Innovation: desired and feared in equal measure by senior executives in businesses round the globe. On the one hand, the school of ‘innovate or die’ – typical in fast moving consumer goods or high tech environments – the mindset, the belief, that ‘you’re only as good as your last success’. Such is the level of competition amongst companies, many live in fear that if they don’t innovate, if they don’t slice the salami of consumer needs and understand deeper, more penetrating insights about the countless ways we live our lives, then their business will be in mortal danger. Famously, the 3M Corporation, notable for inventing Post-It notes¹ tasked itself with ‘The 30% Challenge’ – generating 30% of worldwide sales from products launched in the last 4 years. That’s worth a brief pause to consider. 30% of worldwide sales from products less than 4 years old. I haven’t worked there. I don’t know if it’s a goal that is regularly achieved (but I believe they still use it as a corporate objective), but let me tell you: that is, to quote Jim Collins², a ‘big, hairy, audacious goal’. Glance through the business pages on a weekly basis; read the Annual Reports – for most businesses, ‘innovation’ and ‘lifeblood’ are symbiotically linked.
Yet on the other hand, there’s the rather unfashionable, whisper-it-lest-you-are-heard, view. That innovation isn’t essential. It’s a school of thought I’m increasingly persuaded by – particularly when it comes to beer.
Let’s interrogate this a little more. Start with consumers, drinkers, customer – call your fellow human beings what you will. People who buy stuff. In the last couple of years, I’ve done research across a dozen, more, different categories of product – bread, beer, wine, spirits, coffee, tea, paper products, banking, pizzas, weight loss, soft drinks, hotels, restaurants – you name it. Here’s the thing – the linking thread. In 90% cases, the people working in the business are convinced that they must have new. Innovation in product, in service, in experience, in something. But in every case, every case, consumers don’t see the need. The reaction by the client is never, therefore, to walk away and spend their time and money on something else, but rather to find a need. The hunt for insights commences, driving motivations behind why we do what we do, and why we spend. And inevitably, it’s ‘slicing the salami’ – the supposed need is ever so thin, ever so see-through, ever so…false. And of course, it’s perpetuated by consultancies and agencies – walk away from food on the table? Best not.
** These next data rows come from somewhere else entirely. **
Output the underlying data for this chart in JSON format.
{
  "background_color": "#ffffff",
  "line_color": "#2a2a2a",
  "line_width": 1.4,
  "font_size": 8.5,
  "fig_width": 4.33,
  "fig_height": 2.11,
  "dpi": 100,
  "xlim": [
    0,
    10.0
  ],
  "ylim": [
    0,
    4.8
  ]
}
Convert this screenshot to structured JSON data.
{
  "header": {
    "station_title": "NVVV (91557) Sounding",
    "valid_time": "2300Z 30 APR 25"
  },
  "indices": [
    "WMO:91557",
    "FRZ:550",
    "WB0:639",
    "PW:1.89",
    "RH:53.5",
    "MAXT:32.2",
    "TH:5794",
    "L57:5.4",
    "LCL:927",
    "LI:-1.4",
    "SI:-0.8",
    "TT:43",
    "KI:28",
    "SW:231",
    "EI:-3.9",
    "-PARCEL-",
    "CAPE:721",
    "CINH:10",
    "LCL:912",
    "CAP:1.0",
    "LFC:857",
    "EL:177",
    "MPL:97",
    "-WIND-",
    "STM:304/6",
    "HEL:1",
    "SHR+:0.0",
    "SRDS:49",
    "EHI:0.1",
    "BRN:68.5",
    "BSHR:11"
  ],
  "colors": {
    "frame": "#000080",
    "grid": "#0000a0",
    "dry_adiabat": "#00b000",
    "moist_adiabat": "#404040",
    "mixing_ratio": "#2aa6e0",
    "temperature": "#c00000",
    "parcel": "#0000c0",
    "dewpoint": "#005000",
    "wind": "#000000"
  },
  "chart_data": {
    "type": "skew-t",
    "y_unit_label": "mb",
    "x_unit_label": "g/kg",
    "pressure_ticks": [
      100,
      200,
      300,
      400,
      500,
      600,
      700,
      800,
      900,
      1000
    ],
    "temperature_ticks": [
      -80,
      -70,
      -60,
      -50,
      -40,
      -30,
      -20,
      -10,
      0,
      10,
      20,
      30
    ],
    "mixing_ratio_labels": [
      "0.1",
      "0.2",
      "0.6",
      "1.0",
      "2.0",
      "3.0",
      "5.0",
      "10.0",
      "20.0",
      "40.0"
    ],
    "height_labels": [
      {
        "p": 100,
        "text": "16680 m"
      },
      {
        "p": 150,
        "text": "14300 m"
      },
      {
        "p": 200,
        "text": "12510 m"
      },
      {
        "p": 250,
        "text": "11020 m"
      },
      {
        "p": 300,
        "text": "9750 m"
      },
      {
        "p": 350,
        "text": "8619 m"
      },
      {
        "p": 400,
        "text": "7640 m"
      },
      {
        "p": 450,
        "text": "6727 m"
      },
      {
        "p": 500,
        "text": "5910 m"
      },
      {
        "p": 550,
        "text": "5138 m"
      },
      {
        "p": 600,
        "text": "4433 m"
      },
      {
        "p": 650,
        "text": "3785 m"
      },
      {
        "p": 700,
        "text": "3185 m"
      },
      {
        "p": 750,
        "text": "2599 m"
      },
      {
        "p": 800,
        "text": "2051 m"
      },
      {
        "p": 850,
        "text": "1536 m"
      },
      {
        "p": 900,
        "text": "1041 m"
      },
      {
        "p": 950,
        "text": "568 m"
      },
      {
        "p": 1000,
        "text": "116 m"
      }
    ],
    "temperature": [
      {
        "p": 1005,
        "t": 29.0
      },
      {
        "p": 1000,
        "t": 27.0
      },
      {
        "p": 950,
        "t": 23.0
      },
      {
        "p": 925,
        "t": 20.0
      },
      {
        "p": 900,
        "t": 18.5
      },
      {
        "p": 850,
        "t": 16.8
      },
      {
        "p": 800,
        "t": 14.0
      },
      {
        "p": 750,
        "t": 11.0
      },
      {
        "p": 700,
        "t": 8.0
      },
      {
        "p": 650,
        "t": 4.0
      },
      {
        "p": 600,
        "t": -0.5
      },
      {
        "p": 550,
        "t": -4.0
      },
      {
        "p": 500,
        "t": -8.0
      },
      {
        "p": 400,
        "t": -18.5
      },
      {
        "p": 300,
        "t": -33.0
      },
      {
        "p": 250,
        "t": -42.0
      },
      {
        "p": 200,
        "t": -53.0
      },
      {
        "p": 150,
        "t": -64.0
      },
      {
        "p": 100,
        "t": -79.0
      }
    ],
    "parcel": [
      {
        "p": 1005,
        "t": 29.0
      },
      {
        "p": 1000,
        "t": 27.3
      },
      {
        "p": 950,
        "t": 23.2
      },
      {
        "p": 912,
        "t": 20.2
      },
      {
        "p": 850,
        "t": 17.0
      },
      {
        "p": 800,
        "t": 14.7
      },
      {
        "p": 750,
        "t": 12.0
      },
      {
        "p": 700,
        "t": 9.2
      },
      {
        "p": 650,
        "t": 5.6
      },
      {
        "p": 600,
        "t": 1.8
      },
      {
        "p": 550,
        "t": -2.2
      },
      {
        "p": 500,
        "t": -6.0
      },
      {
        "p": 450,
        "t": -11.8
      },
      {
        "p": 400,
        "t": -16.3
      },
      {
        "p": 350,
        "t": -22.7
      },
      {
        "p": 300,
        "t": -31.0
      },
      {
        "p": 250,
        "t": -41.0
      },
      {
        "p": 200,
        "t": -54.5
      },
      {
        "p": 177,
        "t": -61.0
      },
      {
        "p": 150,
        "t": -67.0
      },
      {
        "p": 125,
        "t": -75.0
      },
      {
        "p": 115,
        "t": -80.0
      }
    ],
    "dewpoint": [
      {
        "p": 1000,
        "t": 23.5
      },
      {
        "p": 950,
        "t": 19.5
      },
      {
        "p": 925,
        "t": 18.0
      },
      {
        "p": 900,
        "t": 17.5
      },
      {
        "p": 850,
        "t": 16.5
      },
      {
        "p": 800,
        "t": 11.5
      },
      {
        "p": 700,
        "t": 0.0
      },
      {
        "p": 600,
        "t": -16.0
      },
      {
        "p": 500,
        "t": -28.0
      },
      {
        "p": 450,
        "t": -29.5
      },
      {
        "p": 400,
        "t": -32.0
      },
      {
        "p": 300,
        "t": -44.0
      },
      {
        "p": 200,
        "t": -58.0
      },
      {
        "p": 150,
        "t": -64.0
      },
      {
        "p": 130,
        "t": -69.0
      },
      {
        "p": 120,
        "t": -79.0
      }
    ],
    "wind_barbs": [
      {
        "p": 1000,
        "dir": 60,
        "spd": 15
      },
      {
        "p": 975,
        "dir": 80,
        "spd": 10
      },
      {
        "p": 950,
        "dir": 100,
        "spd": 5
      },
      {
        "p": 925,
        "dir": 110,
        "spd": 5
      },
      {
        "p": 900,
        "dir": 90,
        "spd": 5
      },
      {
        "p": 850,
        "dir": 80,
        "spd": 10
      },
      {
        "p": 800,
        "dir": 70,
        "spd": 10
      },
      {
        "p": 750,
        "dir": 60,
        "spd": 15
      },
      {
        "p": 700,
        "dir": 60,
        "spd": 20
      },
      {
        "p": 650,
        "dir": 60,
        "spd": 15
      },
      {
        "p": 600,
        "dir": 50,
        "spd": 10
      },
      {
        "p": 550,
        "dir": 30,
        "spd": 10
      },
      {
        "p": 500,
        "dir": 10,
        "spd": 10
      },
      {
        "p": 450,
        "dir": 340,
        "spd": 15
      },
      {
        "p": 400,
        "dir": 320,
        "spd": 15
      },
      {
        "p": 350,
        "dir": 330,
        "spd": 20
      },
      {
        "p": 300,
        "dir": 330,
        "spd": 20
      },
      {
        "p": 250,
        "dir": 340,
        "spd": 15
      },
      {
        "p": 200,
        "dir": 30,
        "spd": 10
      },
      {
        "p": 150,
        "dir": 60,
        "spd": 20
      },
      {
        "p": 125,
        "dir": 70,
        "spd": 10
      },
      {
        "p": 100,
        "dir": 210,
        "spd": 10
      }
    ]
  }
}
But of course, we do want new. We say we don’t, but we behave ‘we do’. We love our iPads and Galaxies; we like our Tivo boxes, we like folding bikes, naïve smoothies and gooey puds. Heck, we even seem to like Irish & Belgian ciders.
Beer hats on sale now. Go on, you know you want one.
And what struck me about beer is the difference between what the brewers (typically the big boys) ‘say’, and how the brewers (typically the little boys) ‘behave’. Because I don’t think beer needs innovation. By that I mean, I don’t think in the beer market consumers want innovation. As far as I can see beer isn’t broken. What they do want is discovery (or re discovery) of new flavours, styles, places; authenticity; connectedness to memories or good times. On reflection, it seems no surprise that what links successes in the western markets is a perception of smallness. The two decade explosion of North American craft beer; the rising tide of cask beer revolution in the UK from over 1000 small brewers again (cask is now back in growth in the UK); the craft movement in Australia and New Zealand; speciality brands in France, the Low Countries, Scandinavia, Italy. And by the way – this doesn’t mean the big players are not involved – Molson in Canada owns, and has left alone both Creemore Springs and Granville Island; ABI owns stake in a number of US craft businesses – but rather it’s a ‘skunkworks’ approach outside big business that is the success formula: have idea – try in market – refine – build. It’s an attitude about understanding what the drinker wants through, well, going out drinking, rather than relying on large amounts of market analysis and research that has the higher strike rate. From someone who works in innovation and research it’s an uncomfortable thing to admit; but on the other, there’s something exciting about understanding intuition, about seeing beers that were clearly hunches be successful. Now that would be worth understanding.
¹By the way, have you seen the price of Post-Its nowadays? Pant-wettingly expensive.